Nairobi s’apprête à écrire une nouvelle page des relations entre la France et l’Afrique. Les 11 et 12 mai 2026, la capitale kényane accueille le sommet Africa Forward, coorganisé avec Paris. Sous le thème « Africa Forward : des partenariats entre l’Afrique et la France pour l’innovation et la croissance », l’événement réunira plusieurs chefs d’État, dont Emmanuel Macron et William Ruto. Mais que peut en attendre la République démocratique du Congo ? La question mérite d’être posée alors qu’une délégation de 119 personnes, composée de chefs d’entreprise, d’entrepreneurs, de membres de la société civile et de jeunes, représentera Kinshasa.
Lors d’un briefing presse organisé le 5 mai depuis l’Élysée, le délégué de la présidence française a exposé les grandes lignes de ce sommet. Il a insisté sur la volonté de renouveler les partenariats entre la France et les pays africains, en les fondant sur des intérêts mutuellement avantageux. « Des annonces fortes » sont attendues, notamment dans le domaine économique. Ce sommet marque une première historique : il est coorganisé avec un pays anglophone, le Kenya, signe d’une volonté d’élargir le champ des relations françaises au-delà de la seule francophonie.

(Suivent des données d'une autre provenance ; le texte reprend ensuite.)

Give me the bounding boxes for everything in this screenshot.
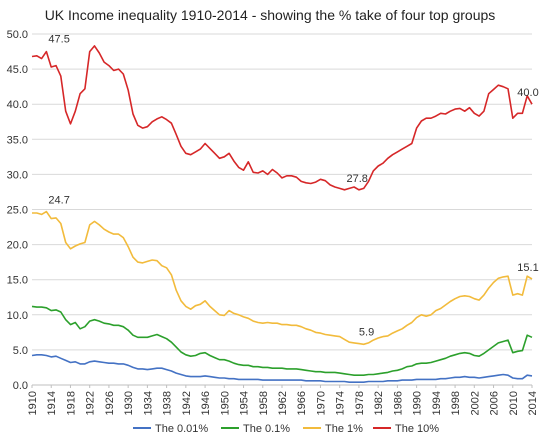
legend: The 0.01% The 0.1% The 1% The 10% xyxy=(133,423,439,435)
annotation-label: 40.0 xyxy=(517,87,538,99)
x-tick-label: 1958 xyxy=(258,391,270,415)
x-tick-label: 1930 xyxy=(123,391,135,415)
chart-title: UK Income inequality 1910-2014 - showing… xyxy=(45,7,496,23)
data-annotations: 47.5 24.7 27.8 5.9 40.0 15.1 xyxy=(48,34,538,339)
y-tick-label: 20.0 xyxy=(7,240,28,252)
axes: 0.0 5.0 10.0 15.0 20.0 25.0 30.0 35.0 40.0 45.0 50… xyxy=(7,29,539,415)
x-tick-label: 1974 xyxy=(335,391,347,415)
series-line-1 xyxy=(31,305,533,377)
y-tick-label: 25.0 xyxy=(7,205,28,217)
x-tick-label: 1918 xyxy=(65,391,77,415)
x-tick-label: 1962 xyxy=(277,391,289,415)
x-tick-label: 1910 xyxy=(27,391,39,415)
x-tick-label: 1970 xyxy=(315,391,327,415)
series-line-2 xyxy=(32,210,533,346)
x-tick-label: 1938 xyxy=(162,391,174,415)
annotation-label: 27.8 xyxy=(347,173,368,185)
x-tick-label: 1982 xyxy=(373,391,385,415)
series-lines xyxy=(31,45,533,384)
gridlines xyxy=(32,33,532,386)
x-tick-label: 2002 xyxy=(469,391,481,415)
annotation-label: 5.9 xyxy=(359,327,374,339)
y-tick-label: 45.0 xyxy=(7,64,28,76)
legend-label-2: The 1% xyxy=(325,423,363,435)
x-tick-label: 1966 xyxy=(296,391,308,415)
y-tick-label: 35.0 xyxy=(7,134,28,146)
x-tick-label: 1994 xyxy=(431,391,443,415)
series-line-3 xyxy=(31,45,533,191)
x-tick-label: 1946 xyxy=(200,391,212,415)
y-tick-label: 30.0 xyxy=(7,169,28,181)
x-tick-label: 2010 xyxy=(508,391,520,415)
y-tick-label: 40.0 xyxy=(7,99,28,111)
legend-label-1: The 0.1% xyxy=(243,423,290,435)
annotation-label: 47.5 xyxy=(48,34,69,46)
y-tick-label: 15.0 xyxy=(7,275,28,287)
legend-label-3: The 10% xyxy=(395,423,439,435)
legend-label-0: The 0.01% xyxy=(155,423,208,435)
annotation-label: 24.7 xyxy=(48,195,69,207)
x-tick-label: 1942 xyxy=(181,391,193,415)
y-tick-label: 0.0 xyxy=(13,380,28,392)
y-tick-label: 10.0 xyxy=(7,310,28,322)
x-tick-label: 1950 xyxy=(219,391,231,415)
annotation-label: 15.1 xyxy=(517,262,538,274)
x-tick-label: 1986 xyxy=(392,391,404,415)
x-tick-label: 1934 xyxy=(142,391,154,415)
x-tick-label: 1978 xyxy=(354,391,366,415)
x-tick-label: 2006 xyxy=(489,391,501,415)
x-tick-label: 1922 xyxy=(85,391,97,415)
x-tick-label: 1926 xyxy=(104,391,116,415)
y-tick-label: 50.0 xyxy=(7,29,28,41)
x-tick-label: 2014 xyxy=(527,391,539,415)
x-tick-label: 1998 xyxy=(450,391,462,415)
x-tick-label: 1954 xyxy=(239,391,251,415)
x-tick-label: 1914 xyxy=(46,391,58,415)
x-tick-label: 1990 xyxy=(412,391,424,415)
y-tick-label: 5.0 xyxy=(13,345,28,357)
series-line-0 xyxy=(31,353,533,384)
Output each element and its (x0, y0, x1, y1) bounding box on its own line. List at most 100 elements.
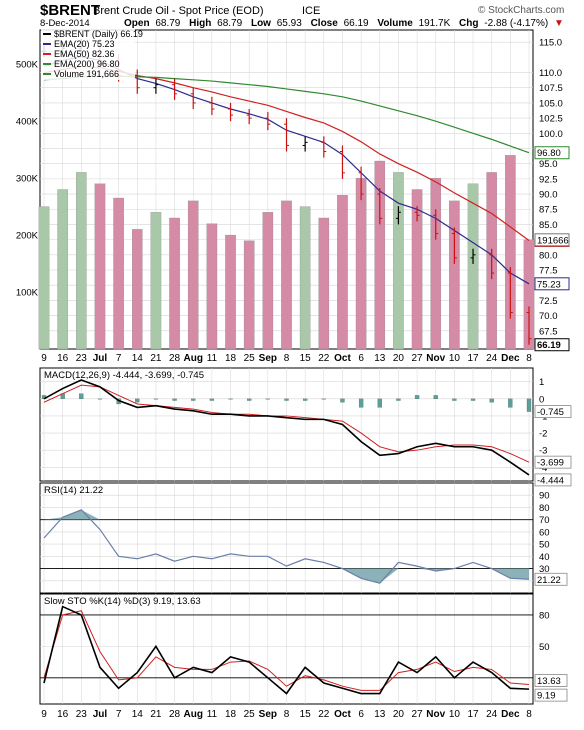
open-label: Open (124, 18, 150, 29)
low-label: Low (251, 18, 271, 29)
x-axis-label-bottom: 15 (300, 709, 312, 720)
volume-label: Volume (377, 18, 413, 29)
price-tag-box (534, 338, 570, 352)
volume-bar (243, 240, 255, 350)
price-axis-label: 67.5 (539, 326, 558, 337)
slow-sto-panel: 80502013.639.19 (39, 593, 568, 705)
volume-bar (262, 212, 274, 350)
volume-axis-label: 200K (16, 231, 39, 242)
x-axis-label: 28 (169, 353, 181, 364)
x-axis-label: Jul (93, 353, 108, 364)
macd-histogram-bar (303, 398, 308, 401)
price-axis-label: 110.0 (539, 68, 562, 79)
volume-bar (467, 183, 479, 350)
price-axis-label: 80.0 (539, 250, 558, 261)
panel-macd-axis-label: -3 (539, 446, 547, 457)
x-axis-label-bottom: 18 (225, 709, 237, 720)
x-axis-label: Sep (259, 353, 277, 364)
macd-title: MACD(12,26,9) -4.444, -3.699, -0.745 (44, 370, 204, 381)
volume-bar (94, 183, 106, 350)
macd-histogram-bar (433, 395, 438, 399)
volume-bar (281, 200, 292, 350)
chg-value: -2.88 (-4.17%) (484, 18, 548, 29)
x-axis-label: 8 (284, 353, 290, 364)
volume-bar (449, 200, 460, 350)
x-axis-label: 20 (393, 353, 405, 364)
volume-bar (430, 177, 442, 350)
chg-label: Chg (459, 18, 478, 29)
price-tag-box (534, 233, 570, 247)
x-axis-label-bottom: 8 (526, 709, 532, 720)
watermark: © StockCharts.com (478, 5, 564, 16)
sto-title: Slow STO %K(14) %D(3) 9.19, 13.63 (44, 596, 201, 607)
x-axis-label: Dec (501, 353, 520, 364)
open-value: 68.79 (155, 18, 180, 29)
macd-histogram-bar (247, 398, 252, 401)
volume-bar (150, 212, 162, 350)
x-axis-label-bottom: 21 (150, 709, 162, 720)
macd-tag-box (534, 473, 572, 487)
volume-bar (299, 206, 311, 350)
close-label: Close (311, 18, 339, 29)
price-tag-box (534, 146, 570, 160)
legend-entry: EMA(50) 82.36 (54, 49, 115, 59)
x-axis-label-bottom: 9 (41, 709, 47, 720)
x-axis-label-bottom: 8 (284, 709, 290, 720)
macd-tag: -0.745 (537, 407, 564, 418)
panel-macd-axis-label: 1 (539, 377, 544, 388)
x-axis-label: 7 (116, 353, 122, 364)
rsi-overbought-fill (44, 517, 63, 520)
price-axis-label: 95.0 (539, 159, 558, 170)
macd-histogram-bar (396, 398, 401, 401)
volume-bar (505, 155, 516, 350)
x-axis-label-bottom: 7 (116, 709, 122, 720)
price-axis-label: 92.5 (539, 174, 558, 185)
x-axis-label: 23 (76, 353, 88, 364)
exchange: ICE (302, 5, 320, 17)
macd-histogram-bar (172, 398, 177, 401)
volume-axis-label: 300K (16, 174, 39, 185)
macd-tag: -3.699 (537, 458, 564, 469)
panel-rsi-axis-label: 30 (539, 564, 550, 575)
rsi-oversold-fill (361, 568, 380, 584)
x-axis-label: Nov (426, 353, 445, 364)
volume-axis-label: 100K (16, 288, 39, 299)
volume-bar (411, 189, 423, 350)
macd-histogram-bar (508, 398, 513, 408)
volume-bar (38, 206, 50, 350)
symbol: $BRENT (40, 2, 100, 19)
x-axis-label-bottom: Aug (184, 709, 203, 720)
price-axis-label: 72.5 (539, 296, 558, 307)
panel-macd-axis-label: -2 (539, 429, 547, 440)
panel-rsi-axis-label: 90 (539, 491, 550, 502)
x-axis: 9 16 23 Jul 7 14 21 28 Aug 11 18 25 Sep 8 15 22 Oct 6 13 20… (41, 353, 532, 720)
macd-histogram-bar (321, 398, 326, 400)
panel-rsi-axis-label: 40 (539, 552, 550, 563)
x-axis-label-bottom: 25 (244, 709, 256, 720)
x-axis-label-bottom: 16 (57, 709, 69, 720)
macd-tag-box (534, 455, 572, 469)
macd-histogram-bar (191, 398, 196, 401)
legend-entry: $BRENT (Daily) 66.19 (54, 29, 143, 39)
x-axis-label-bottom: 10 (449, 709, 461, 720)
rsi-tag: 21.22 (537, 575, 561, 586)
x-axis-label: 24 (486, 353, 498, 364)
legend-entry: Volume 191,666 (54, 69, 119, 79)
high-label: High (189, 18, 211, 29)
volume-bar (318, 217, 330, 350)
price-tag: 75.23 (537, 279, 561, 290)
x-axis-label-bottom: Nov (426, 709, 445, 720)
quote-date: 8-Dec-2014 (40, 18, 90, 29)
x-axis-label: 8 (526, 353, 532, 364)
x-axis-label-bottom: 13 (374, 709, 386, 720)
x-axis-label-bottom: 6 (358, 709, 364, 720)
x-axis-label: 14 (132, 353, 144, 364)
rsi-oversold-fill (379, 568, 399, 584)
panel-rsi-axis-label: 50 (539, 540, 550, 551)
macd-histogram-bar (358, 398, 364, 408)
price-axis-label: 102.5 (539, 114, 563, 125)
volume-axis-label: 500K (16, 60, 39, 71)
down-arrow-icon: ▼ (554, 18, 564, 29)
x-axis-label: 22 (318, 353, 330, 364)
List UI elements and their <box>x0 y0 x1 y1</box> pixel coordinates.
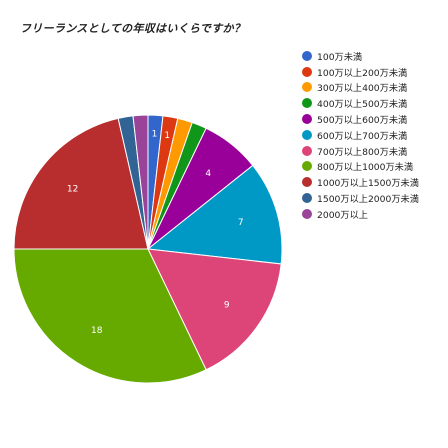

L’accent sera mis sur la jeunesse et l’entrepreneuriat. La France entend renforcer des mécanismes déjà existants comme Choose Africa, qui a contribué à la création de plus de trois millions d’emplois sur le continent, ou encore AFAWA, dédié à l’entrepreneuriat féminin. Le fonds Digital Africa, destiné à accompagner les start-up africaines, sera également consolidé. Mais au-delà des chiffres, c’est une approche que le délégué de l’Élysée a qualifiée de « solutions africaines aux défis africains ». Une logique de partenariat où chaque pays conserve son rôle central dans la définition de ses priorités.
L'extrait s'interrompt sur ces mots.